HABERLEŞME v.b. HAKLARI ENGELLENENLER

*03.03.2011 tarihinde Diyarbakır E Tipi Kapalı Cezaevi’nden şubemize başvuran Herdem Kızılkaya, şu beyanlarda bulundu: “1-Sohbet hakkımızı hiçbir şekilde kullanamıyoruz. Gerekçe olarak odada 10 kişiden fazla olmamız gösteriliyor. Biz karşı çıkınca güvenlik gerekçesi ile bu hakkımızı kullandırmayacaklarını belirttiler.

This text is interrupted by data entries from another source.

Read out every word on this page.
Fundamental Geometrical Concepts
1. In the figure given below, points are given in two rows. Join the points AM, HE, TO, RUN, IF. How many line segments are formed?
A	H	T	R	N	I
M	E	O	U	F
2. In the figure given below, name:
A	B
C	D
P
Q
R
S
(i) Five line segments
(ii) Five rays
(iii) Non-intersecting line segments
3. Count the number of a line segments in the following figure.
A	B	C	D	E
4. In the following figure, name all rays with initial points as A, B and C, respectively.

2–8 kişi kapasiteli odada 20 kişi kalıyoruz. Adli suçluların kaldığı 24 kişi kapasiteli bir oda var. 14 kişi kalıyor. Bu odayı istedik, değişimi ancak verilmedi. Bu oda dışında kullanılmayan odalar var. Bunları da bizim için ayarlamadılar. Bu konuda ki taleplerimize bu cezaevinin adli suçlulara göre dizayn edildiğini söylediler. Birinci müdür ile görüştüğümüzde bu cezaevinde siyasileri istemediğini ancak bizim gönderme yetkimiz olmadığını, .istersem size oda açarım. Ancak açmayacağım, buradan gitmenizi istiyorum dedi.

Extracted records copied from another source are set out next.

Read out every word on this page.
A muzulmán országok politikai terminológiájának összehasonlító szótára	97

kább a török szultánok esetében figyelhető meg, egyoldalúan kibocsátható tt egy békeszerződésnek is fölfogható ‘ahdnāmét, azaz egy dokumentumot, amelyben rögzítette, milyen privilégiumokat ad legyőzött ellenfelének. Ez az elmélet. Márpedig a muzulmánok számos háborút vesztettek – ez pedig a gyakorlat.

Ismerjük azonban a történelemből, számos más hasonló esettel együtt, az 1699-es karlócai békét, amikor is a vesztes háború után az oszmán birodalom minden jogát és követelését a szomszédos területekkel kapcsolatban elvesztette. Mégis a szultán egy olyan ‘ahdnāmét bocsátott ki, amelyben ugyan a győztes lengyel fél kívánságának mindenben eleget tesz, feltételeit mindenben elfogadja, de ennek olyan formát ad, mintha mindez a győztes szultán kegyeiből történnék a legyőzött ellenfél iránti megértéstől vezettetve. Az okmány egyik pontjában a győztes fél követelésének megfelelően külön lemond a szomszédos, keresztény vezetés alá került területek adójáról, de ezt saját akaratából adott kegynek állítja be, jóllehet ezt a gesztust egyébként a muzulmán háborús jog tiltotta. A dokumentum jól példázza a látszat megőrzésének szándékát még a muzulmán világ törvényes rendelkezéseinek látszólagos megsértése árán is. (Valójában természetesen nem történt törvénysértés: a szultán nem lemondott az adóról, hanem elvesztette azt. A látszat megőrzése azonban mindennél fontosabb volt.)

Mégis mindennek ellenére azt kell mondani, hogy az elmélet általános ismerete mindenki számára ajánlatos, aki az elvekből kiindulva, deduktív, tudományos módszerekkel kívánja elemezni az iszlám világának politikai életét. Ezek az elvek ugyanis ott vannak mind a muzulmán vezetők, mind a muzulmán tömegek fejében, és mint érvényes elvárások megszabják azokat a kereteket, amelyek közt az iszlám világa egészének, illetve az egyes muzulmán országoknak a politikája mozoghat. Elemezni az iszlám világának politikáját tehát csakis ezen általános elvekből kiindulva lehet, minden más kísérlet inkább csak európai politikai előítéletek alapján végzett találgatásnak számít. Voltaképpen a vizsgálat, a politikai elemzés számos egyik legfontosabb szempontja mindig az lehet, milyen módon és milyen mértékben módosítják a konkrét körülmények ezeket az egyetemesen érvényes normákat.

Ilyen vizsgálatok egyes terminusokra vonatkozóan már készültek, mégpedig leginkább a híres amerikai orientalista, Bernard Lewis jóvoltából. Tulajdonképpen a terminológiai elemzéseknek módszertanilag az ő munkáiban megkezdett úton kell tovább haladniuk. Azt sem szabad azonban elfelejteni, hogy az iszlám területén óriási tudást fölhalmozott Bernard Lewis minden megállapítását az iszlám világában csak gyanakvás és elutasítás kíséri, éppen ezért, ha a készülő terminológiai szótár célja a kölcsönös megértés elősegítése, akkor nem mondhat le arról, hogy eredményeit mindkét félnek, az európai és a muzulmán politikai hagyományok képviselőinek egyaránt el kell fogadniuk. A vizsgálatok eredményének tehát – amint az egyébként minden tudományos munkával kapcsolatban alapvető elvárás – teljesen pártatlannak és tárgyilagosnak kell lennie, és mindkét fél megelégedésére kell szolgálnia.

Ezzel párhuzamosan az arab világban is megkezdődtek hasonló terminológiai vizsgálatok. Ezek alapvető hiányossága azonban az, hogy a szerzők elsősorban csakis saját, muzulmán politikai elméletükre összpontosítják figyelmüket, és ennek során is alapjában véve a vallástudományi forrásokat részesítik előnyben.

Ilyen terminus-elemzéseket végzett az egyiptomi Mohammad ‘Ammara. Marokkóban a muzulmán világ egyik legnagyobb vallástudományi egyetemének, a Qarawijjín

3-Sohbet ve hobi hakkımız ile ilgili müdür ile görüşlüğümüz de genelgeye rağmen sohbet hakkımızı kullandırtmayacağını, bu konu da yetki bende benim dışımda kimse size bu konuda yardım edemez. Nereye şikâyet ederseniz edin siz haksız çıkarsınız dedi.



4–8 Mart için müdürle konuşmaya gittik. Bütün cezaevlerinde bu güne özel etkinlikler yapıldığını önceki cezaevlerinde yetkililerle beraber kutladığımızı söyledik. Ancak müdür 8 Mart’ın kendisi için hiçbir anlamı olmadığını bir araya getirmeyeceğini söyledi. Bütün hukuki yolları deneyeceğimizi söylediğimizde savcılığın kendi ifadesini aldığını ve kendi lehine karar çıktığını söyledi.

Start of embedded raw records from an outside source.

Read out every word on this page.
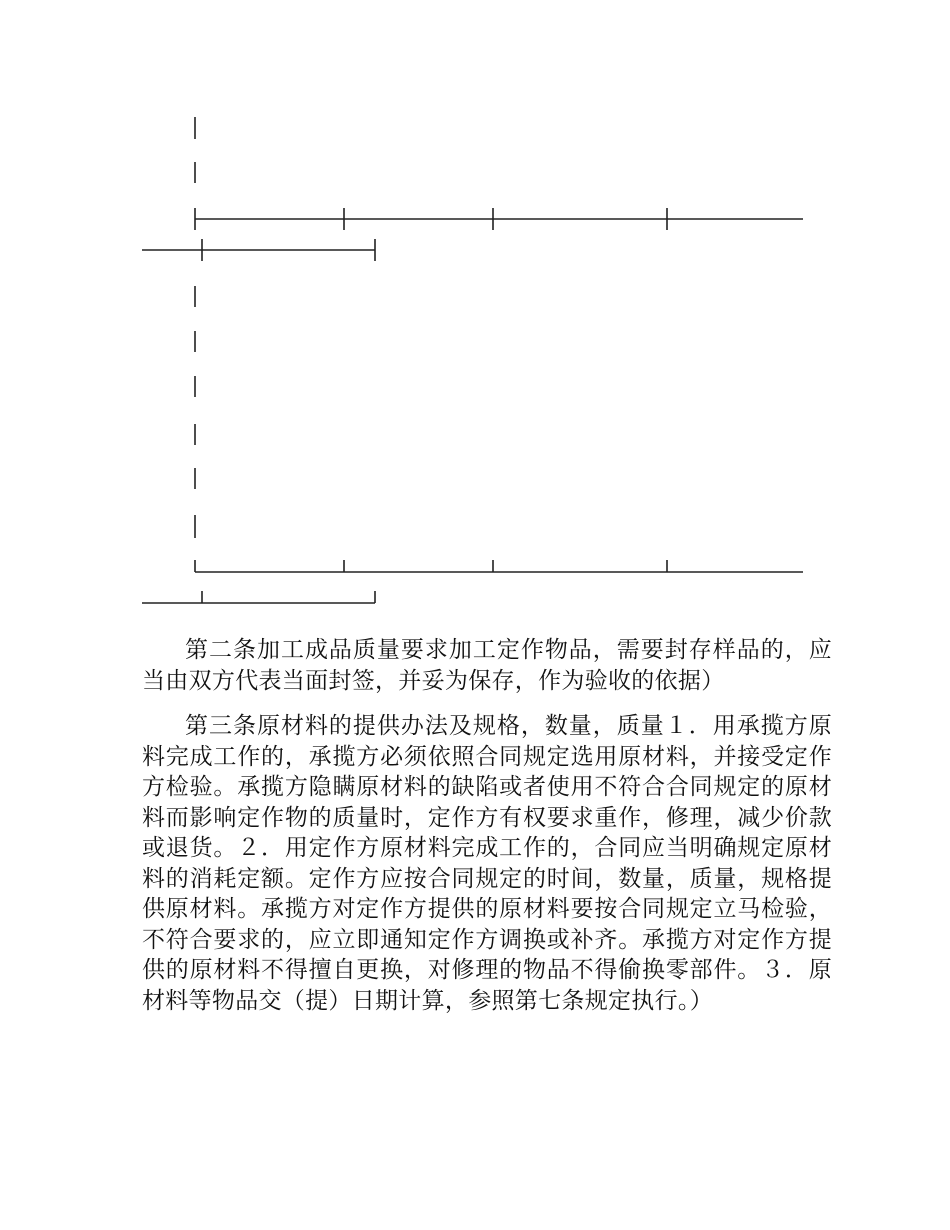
第二条加工成品质量要求加工定作物品，需要封存样品的，应当由双方代表当面封签，并妥为保存，作为验收的依据）

第三条原材料的提供办法及规格，数量，质量１．用承揽方原料完成工作的，承揽方必须依照合同规定选用原材料，并接受定作方检验。承揽方隐瞒原材料的缺陷或者使用不符合合同规定的原材料而影响定作物的质量时，定作方有权要求重作，修理，减少价款或退货。２．用定作方原材料完成工作的，合同应当明确规定原材料的消耗定额。定作方应按合同规定的时间，数量，质量，规格提供原材料。承揽方对定作方提供的原材料要按合同规定立马检验，不符合要求的，应立即通知定作方调换或补齐。承揽方对定作方提供的原材料不得擅自更换，对修理的物品不得偷换零部件。３．原材料等物品交（提）日期计算，参照第七条规定执行。）
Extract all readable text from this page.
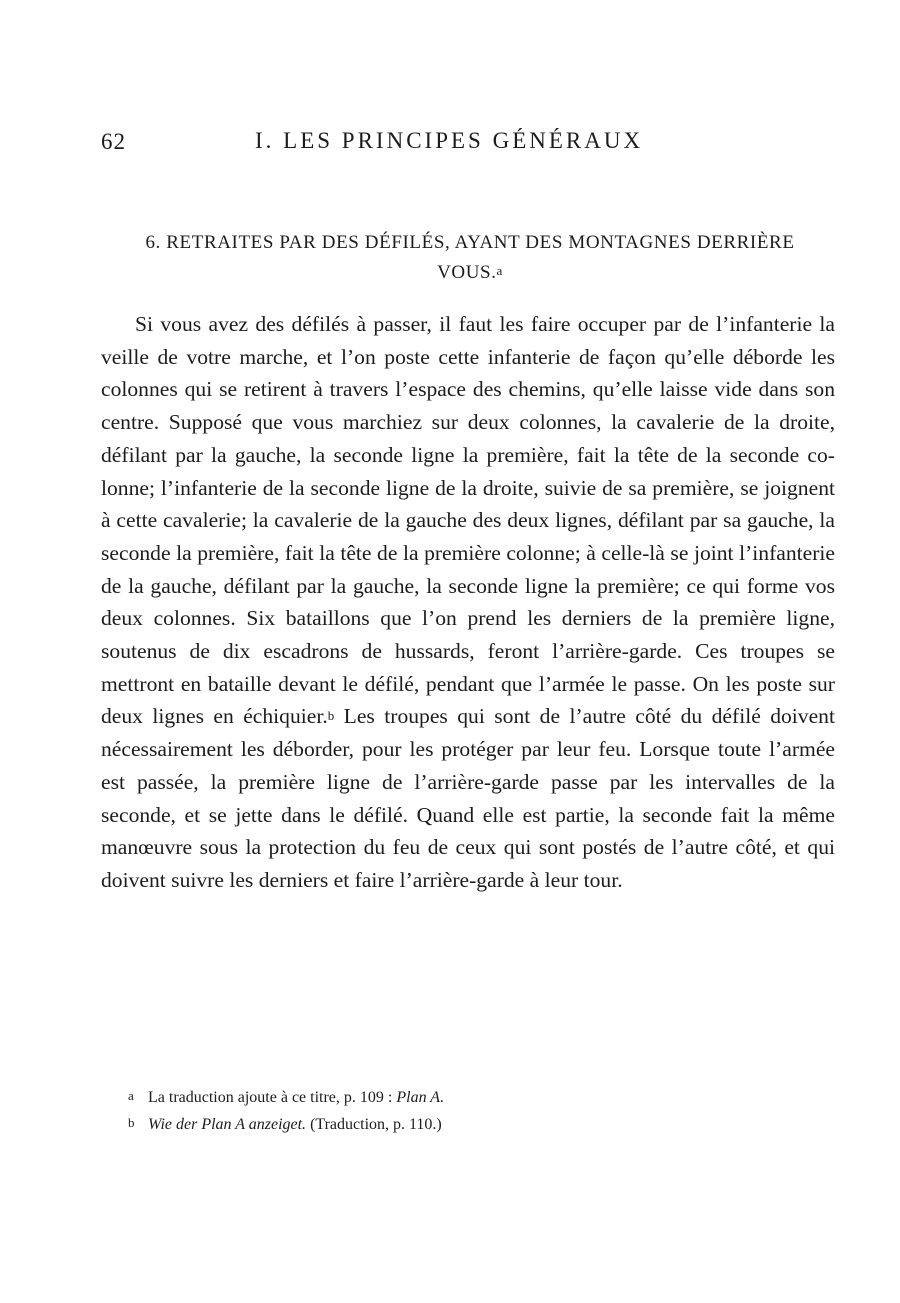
62	I. LES PRINCIPES GÉNÉRAUX
6. RETRAITES PAR DES DÉFILÉS, AYANT DES MONTAGNES DERRIÈRE VOUS.$^a$

Si vous avez des défilés à passer, il faut les faire occuper par de l’infanterie la veille de votre marche, et l’on poste cette infanterie de façon qu’elle déborde les colonnes qui se retirent à travers l’espace des chemins, qu’elle laisse vide dans son centre. Supposé que vous marchiez sur deux colonnes, la cavalerie de la droite, défilant par la gauche, la seconde ligne la première, fait la tête de la seconde colonne; l’infanterie de la seconde ligne de la droite, suivie de sa première, se joignent à cette cavalerie; la cavalerie de la gauche des deux lignes, défilant par sa gauche, la seconde la première, fait la tête de la première colonne; à celle-là se joint l’infanterie de la gauche, défilant par la gauche, la seconde ligne la première; ce qui forme vos deux colonnes. Six bataillons que l’on prend les derniers de la première ligne, soutenus de dix escadrons de hussards, feront l’arrière-garde. Ces troupes se mettront en bataille devant le défilé, pendant que l’armée le passe. On les poste sur deux lignes en échiquier.$^b$ Les troupes qui sont de l’autre côté du défilé doivent nécessairement les déborder, pour les protéger par leur feu. Lorsque toute l’armée est passée, la première ligne de l’arrière-garde passe par les intervalles de la seconde, et se jette dans le défilé. Quand elle est partie, la seconde fait la même manœuvre sous la protection du feu de ceux qui sont postés de l’autre côté, et qui doivent suivre les derniers et faire l’arrière-garde à leur tour.

a La traduction ajoute à ce titre, p. 109 : Plan A.
b Wie der Plan A anzeiget. (Traduction, p. 110.)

5-Daha öncede Adalet Bakanlığına yaptığımız başvuru sonucunda gelen cevaplarda bakanlık cezaevine müfettiş gönderdiğini, idare ile müfettişlerin görüştüğünü ve ciddi sorunların tespit edilmediğini belirtmişler. Gelen müfettişler bizlerle görüşmedi cevapta kendi sorunlarınızı diyalog yolu ile halletmemiz gerektiğini belirtmiş.

6-Yaşadığımız sağlık sorunlarında da çok acil bir durum olmadığında hastaneye sevk edilmiyoruz. Ölüm döşeğine düşmeden neredeyse hastaneye sevk edilmiyoruz.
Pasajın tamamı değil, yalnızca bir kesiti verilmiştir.